On the very day that Jerusalem came under Israeli occupation in 1967 “exile became a central reality in my life,” recollects Kamal Boullata in the opening passages of the colossal volume that brings together the writings of celebrated Palestinian artist. Only 25 years of age, as Israeli occupation forces rolled into the Holy City, Boullate recalls how he had been declared an “outsider” in the place of his birth and dismissed as the “other” in his place of residence.
Though Boullata was barred from the city that had been the source of much of his artistic inspiration, his memories of childhood and the rich pattern and decoration he encountered in Jerusalem from the architecture of the Dome of the Rock, Christian churches to the embroidery of traditional Palestinian dresses continued to inspire his work, which have been elegantly compiled in the 2019 volume There Where You Are Not.

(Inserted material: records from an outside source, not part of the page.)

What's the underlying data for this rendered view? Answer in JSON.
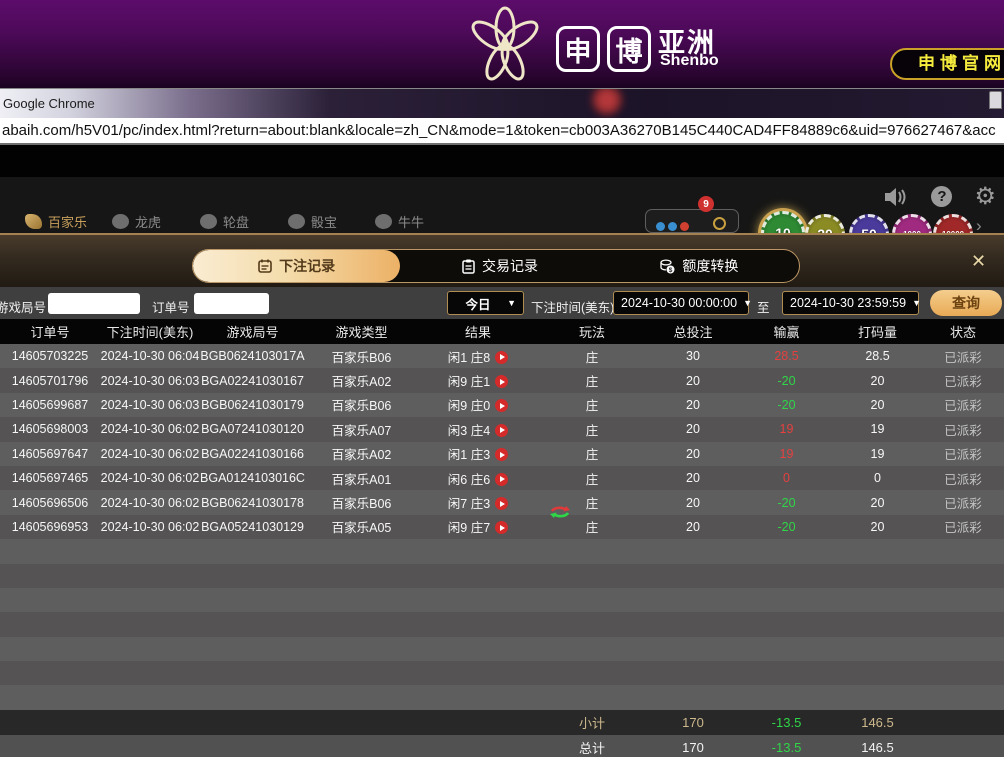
{
  "brand": {
    "char1": "申",
    "char2": "博",
    "region": "亚洲",
    "latin": "Shenbo",
    "official_button": "申博官网"
  },
  "titlebar": {
    "app_name": "Google Chrome",
    "url": "abaih.com/h5V01/pc/index.html?return=about:blank&locale=zh_CN&mode=1&token=cb003A36270B145C440CAD4FF84889c6&uid=976627467&acc"
  },
  "top_icons": {
    "help_glyph": "?",
    "gear_glyph": "⚙"
  },
  "game_nav": {
    "items": [
      {
        "label": "百家乐",
        "active": true
      },
      {
        "label": "龙虎",
        "active": false
      },
      {
        "label": "轮盘",
        "active": false
      },
      {
        "label": "骰宝",
        "active": false
      },
      {
        "label": "牛牛",
        "active": false
      }
    ],
    "badge_count": "9",
    "dot_colors": [
      "#3a8fd0",
      "#3a8fd0",
      "#d04030"
    ]
  },
  "chips": [
    {
      "value": "10",
      "color": "#2e8b33",
      "selected": true
    },
    {
      "value": "20",
      "color": "#8b8b24",
      "selected": false
    },
    {
      "value": "50",
      "color": "#4a3a9b",
      "selected": false
    },
    {
      "value": "1000",
      "color": "#a02a80",
      "selected": false
    },
    {
      "value": "10000",
      "color": "#a02828",
      "selected": false
    }
  ],
  "chips_more_arrow": "›",
  "tabs": {
    "bet_records": "下注记录",
    "transaction_records": "交易记录",
    "credit_transfer": "额度转换",
    "close": "✕"
  },
  "filters": {
    "round_label": "游戏局号",
    "order_label": "订单号",
    "range_selected": "今日",
    "time_label": "下注时间(美东)",
    "date_from": "2024-10-30 00:00:00",
    "to_label": "至",
    "date_to": "2024-10-30 23:59:59",
    "query_button": "查询",
    "caret": "▼"
  },
  "table": {
    "headers": [
      "订单号",
      "下注时间(美东)",
      "游戏局号",
      "游戏类型",
      "结果",
      "玩法",
      "总投注",
      "输赢",
      "打码量",
      "状态"
    ],
    "rows": [
      {
        "order_id": "14605703225",
        "bet_time": "2024-10-30 06:04",
        "round_id": "BGB0624103017A",
        "game_type": "百家乐B06",
        "result": "闲1 庄8",
        "play": "庄",
        "total_bet": "30",
        "win_loss": "28.5",
        "rolling": "28.5",
        "status": "已派彩"
      },
      {
        "order_id": "14605701796",
        "bet_time": "2024-10-30 06:03",
        "round_id": "BGA02241030167",
        "game_type": "百家乐A02",
        "result": "闲9 庄1",
        "play": "庄",
        "total_bet": "20",
        "win_loss": "-20",
        "rolling": "20",
        "status": "已派彩"
      },
      {
        "order_id": "14605699687",
        "bet_time": "2024-10-30 06:03",
        "round_id": "BGB06241030179",
        "game_type": "百家乐B06",
        "result": "闲9 庄0",
        "play": "庄",
        "total_bet": "20",
        "win_loss": "-20",
        "rolling": "20",
        "status": "已派彩"
      },
      {
        "order_id": "14605698003",
        "bet_time": "2024-10-30 06:02",
        "round_id": "BGA07241030120",
        "game_type": "百家乐A07",
        "result": "闲3 庄4",
        "play": "庄",
        "total_bet": "20",
        "win_loss": "19",
        "rolling": "19",
        "status": "已派彩"
      },
      {
        "order_id": "14605697647",
        "bet_time": "2024-10-30 06:02",
        "round_id": "BGA02241030166",
        "game_type": "百家乐A02",
        "result": "闲1 庄3",
        "play": "庄",
        "total_bet": "20",
        "win_loss": "19",
        "rolling": "19",
        "status": "已派彩"
      },
      {
        "order_id": "14605697465",
        "bet_time": "2024-10-30 06:02",
        "round_id": "BGA0124103016C",
        "game_type": "百家乐A01",
        "result": "闲6 庄6",
        "play": "庄",
        "total_bet": "20",
        "win_loss": "0",
        "rolling": "0",
        "status": "已派彩"
      },
      {
        "order_id": "14605696506",
        "bet_time": "2024-10-30 06:02",
        "round_id": "BGB06241030178",
        "game_type": "百家乐B06",
        "result": "闲7 庄3",
        "play": "庄",
        "total_bet": "20",
        "win_loss": "-20",
        "rolling": "20",
        "status": "已派彩"
      },
      {
        "order_id": "14605696953",
        "bet_time": "2024-10-30 06:02",
        "round_id": "BGA05241030129",
        "game_type": "百家乐A05",
        "result": "闲9 庄7",
        "play": "庄",
        "total_bet": "20",
        "win_loss": "-20",
        "rolling": "20",
        "status": "已派彩"
      }
    ]
  },
  "summary": {
    "subtotal": {
      "label": "小计",
      "total_bet": "170",
      "win_loss": "-13.5",
      "rolling": "146.5"
    },
    "total": {
      "label": "总计",
      "total_bet": "170",
      "win_loss": "-13.5",
      "rolling": "146.5"
    }
  },
  "colors": {
    "accent_gold": "#c9a05c",
    "win_red": "#e64040",
    "loss_green": "#2fd648",
    "header_purple": "#5c0c6b"
  }
}
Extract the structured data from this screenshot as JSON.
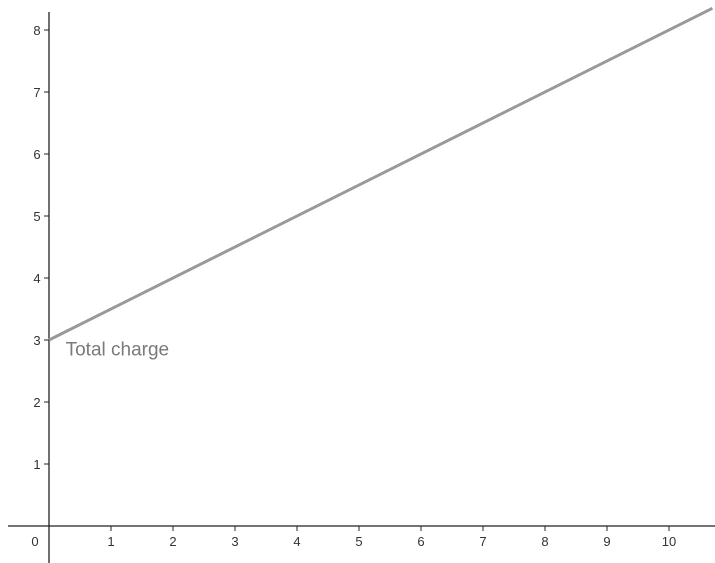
{
  "chart_data": {
    "type": "line",
    "title": "",
    "xlabel": "",
    "ylabel": "",
    "xlim": [
      0,
      10.7
    ],
    "ylim": [
      0,
      8.3
    ],
    "grid": false,
    "origin_label": "0",
    "x_ticks": [
      "1",
      "2",
      "3",
      "4",
      "5",
      "6",
      "7",
      "8",
      "9",
      "10"
    ],
    "y_ticks": [
      "1",
      "2",
      "3",
      "4",
      "5",
      "6",
      "7",
      "8"
    ],
    "series": [
      {
        "label": "Total charge",
        "color": "#999999",
        "x": [
          0,
          10.7
        ],
        "y": [
          3,
          8.35
        ]
      }
    ],
    "annotations": [
      {
        "text": "Total charge",
        "x": 0.3,
        "y": 2.85
      }
    ]
  }
}
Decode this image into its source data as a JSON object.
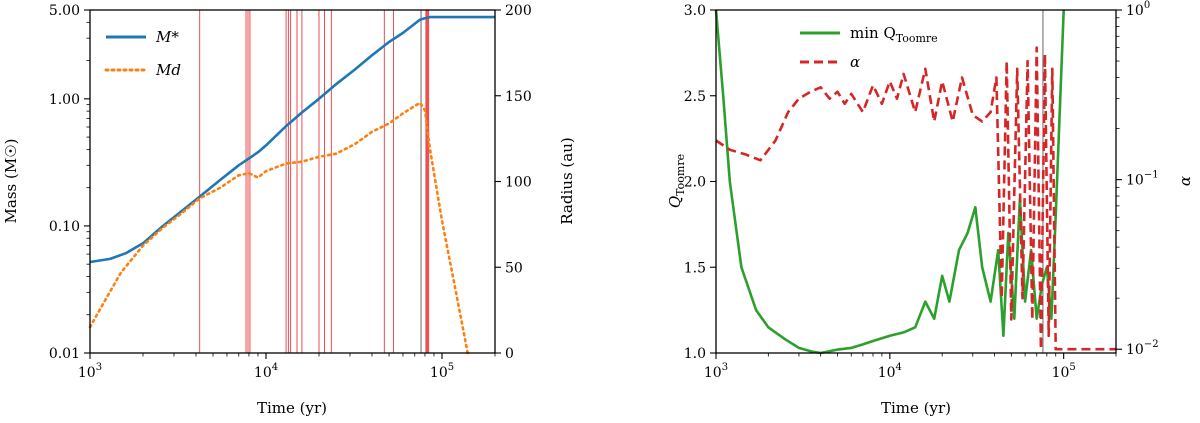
{
  "chart_data": [
    {
      "type": "line",
      "xscale": "log",
      "xlim": [
        1000,
        200000
      ],
      "xticks": [
        1000,
        10000,
        100000
      ],
      "xtick_labels": [
        "10",
        "10",
        "10"
      ],
      "xtick_exponents": [
        "3",
        "4",
        "5"
      ],
      "xlabel": "Time (yr)",
      "yscale": "log",
      "ylim": [
        0.01,
        5
      ],
      "ylabel": "Mass (M☉)",
      "yticks": [
        0.01,
        0.1,
        1,
        5
      ],
      "ytick_labels": [
        "0.01",
        "0.10",
        "1.00",
        "5.00"
      ],
      "y2lim": [
        0,
        200
      ],
      "y2label": "Radius (au)",
      "y2ticks": [
        0,
        50,
        100,
        150,
        200
      ],
      "y2tick_labels": [
        "0",
        "50",
        "100",
        "150",
        "200"
      ],
      "legend_position": "top-left",
      "series": [
        {
          "name": "M*",
          "color": "#1f77b4",
          "style": "solid",
          "x": [
            1000,
            1300,
            1600,
            2000,
            2600,
            3300,
            4200,
            5500,
            7000,
            8000,
            9000,
            10000,
            13000,
            16000,
            20000,
            25000,
            32000,
            40000,
            50000,
            60000,
            75000,
            80000,
            85000,
            100000,
            150000,
            200000
          ],
          "y": [
            0.052,
            0.055,
            0.061,
            0.073,
            0.1,
            0.13,
            0.17,
            0.23,
            0.3,
            0.34,
            0.38,
            0.43,
            0.61,
            0.78,
            1.0,
            1.3,
            1.7,
            2.2,
            2.8,
            3.3,
            4.2,
            4.3,
            4.4,
            4.4,
            4.4,
            4.4
          ]
        },
        {
          "name": "Md",
          "color": "#ff7f0e",
          "style": "dotted",
          "x": [
            1000,
            1200,
            1500,
            2000,
            2600,
            3300,
            4200,
            5500,
            7000,
            8000,
            9000,
            10000,
            13000,
            16000,
            20000,
            25000,
            32000,
            40000,
            50000,
            60000,
            75000,
            80000,
            85000,
            100000,
            120000,
            140000
          ],
          "y": [
            0.016,
            0.025,
            0.043,
            0.07,
            0.097,
            0.125,
            0.165,
            0.2,
            0.25,
            0.26,
            0.24,
            0.27,
            0.31,
            0.32,
            0.35,
            0.37,
            0.44,
            0.55,
            0.64,
            0.77,
            0.93,
            0.81,
            0.42,
            0.11,
            0.03,
            0.01
          ]
        }
      ],
      "vlines_red": [
        4200,
        7700,
        7900,
        8100,
        13000,
        13400,
        13800,
        15000,
        16000,
        20000,
        21500,
        23500,
        47000,
        53000,
        81000,
        82000,
        83000,
        84000
      ],
      "vline_black": 76000
    },
    {
      "type": "line",
      "xscale": "log",
      "xlim": [
        1000,
        200000
      ],
      "xticks": [
        1000,
        10000,
        100000
      ],
      "xtick_labels": [
        "10",
        "10",
        "10"
      ],
      "xtick_exponents": [
        "3",
        "4",
        "5"
      ],
      "xlabel": "Time (yr)",
      "ylim": [
        1.0,
        3.0
      ],
      "ylabel": "Q",
      "ylabel_subscript": "Toomre",
      "yticks": [
        1.0,
        1.5,
        2.0,
        2.5,
        3.0
      ],
      "ytick_labels": [
        "1.0",
        "1.5",
        "2.0",
        "2.5",
        "3.0"
      ],
      "y2scale": "log",
      "y2lim": [
        0.0095,
        1
      ],
      "y2label": "α",
      "y2ticks": [
        0.01,
        0.1,
        1
      ],
      "y2tick_labels": [
        "10",
        "10",
        "10"
      ],
      "y2tick_exponents": [
        "−2",
        "−1",
        "0"
      ],
      "legend_position": "top-center",
      "series": [
        {
          "name": "min Q",
          "name_subscript": "Toomre",
          "color": "#2ca02c",
          "style": "solid",
          "x": [
            1000,
            1100,
            1200,
            1400,
            1700,
            2000,
            2500,
            3000,
            3500,
            4000,
            5000,
            6000,
            7000,
            8000,
            10000,
            12000,
            14000,
            16000,
            18000,
            20000,
            22000,
            25000,
            28000,
            31000,
            34000,
            38000,
            42000,
            45000,
            48000,
            52000,
            56000,
            60000,
            65000,
            70000,
            75000,
            80000,
            85000,
            90000,
            100000
          ],
          "y": [
            3.0,
            2.5,
            2.0,
            1.5,
            1.25,
            1.15,
            1.08,
            1.03,
            1.01,
            1.0,
            1.02,
            1.03,
            1.05,
            1.07,
            1.1,
            1.12,
            1.15,
            1.3,
            1.2,
            1.45,
            1.3,
            1.6,
            1.7,
            1.85,
            1.5,
            1.3,
            1.6,
            1.1,
            1.7,
            1.2,
            1.9,
            1.3,
            1.6,
            1.2,
            1.4,
            1.5,
            1.2,
            1.8,
            3.0
          ]
        },
        {
          "name": "α",
          "color": "#d62728",
          "style": "dashed",
          "x": [
            1000,
            1200,
            1500,
            1800,
            2200,
            2600,
            3000,
            3500,
            4000,
            4500,
            5000,
            5500,
            6000,
            7000,
            8000,
            9000,
            10000,
            11000,
            12000,
            14000,
            16000,
            18000,
            20000,
            23000,
            26000,
            30000,
            34000,
            38000,
            41000,
            44000,
            47000,
            50000,
            54000,
            58000,
            62000,
            66000,
            70000,
            74000,
            78000,
            82000,
            86000,
            90000,
            95000,
            100000,
            150000,
            200000
          ],
          "y": [
            0.17,
            0.15,
            0.14,
            0.13,
            0.17,
            0.25,
            0.3,
            0.33,
            0.35,
            0.3,
            0.33,
            0.28,
            0.32,
            0.25,
            0.36,
            0.28,
            0.38,
            0.3,
            0.42,
            0.25,
            0.45,
            0.22,
            0.38,
            0.22,
            0.4,
            0.24,
            0.22,
            0.25,
            0.4,
            0.02,
            0.5,
            0.015,
            0.45,
            0.02,
            0.5,
            0.015,
            0.6,
            0.01,
            0.55,
            0.012,
            0.45,
            0.01,
            0.01,
            0.01,
            0.01,
            0.01
          ]
        }
      ],
      "vline_black": 76000
    }
  ]
}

Edited by Dr Finbarr Barry Flood, the volume brings together the writings and paintings of the celebrated Palestinian artist who passed away last August, two months before the book’s publication. Boullata’s musings in philosophy, politics and the history of art produced over four decades of exile in Europe, North Africa and the United States, are wonderfully presented in the volume accompanied by hundreds of beautifully drawn paintings and photos.
The 45 essays in the volume explore the intersections between aesthetics, history, politics and philosophy. To readers unfamiliar with the subject, such a vast array of themes in a single book may at first seem daunting to crack through. However, as I discovered with great pleasure, Boullata writes as beautifully as he paints, as he strings together what may at first seem like too broad a palette for popular consumption.
With the Middle East undergoing what many would consider to be a rapture with its past following the age of colonialism, a central theme of Boullata’s work, it seems, is to bridge the traditional with the modern; the contemporary with the conservative. “The Arab world possesses works of art that represent more than thirty centuries of human development.” Boullata says bemoaning the impediment to its advancement. “And yet the foundations of a native studio art were laid less than one hundred years ago. Studio art’s nebulous beginnings among the Arabs were triggered in one country after another by each country’s encounter with Europe.”
The first chapter, which consists of only four essays from Boullata’s biographical writings, delightfully covers some of the familiar theme of exile and childhood memories that has shaped Palestinians all over the world. The remaining 400 or so pages captures Boullata’s thinking on subjects as broad as art in Palestine; art in the times of Palestinian revolution; towards a revolutionary art; feminism and gender; calligraphy in Islam; classical art and modern European paintings; belonging and globalization and an exhaustive list of other subjects.
With history and politics dominating the discourse on Palestine, perhaps not many will be familiar with the richness of Palestinian art. But even in this abstract field, politics and history is infused with Palestinian art which Boullata sees as emanating “from the margins of the world”.
While this compilation of Boullata’s work on first impression may seem somewhat daunting to readers unfamiliar with the genre, there is so much to be learnt and appreciated from the essays in the volume that is nothing short of an encyclopaedic in its scope.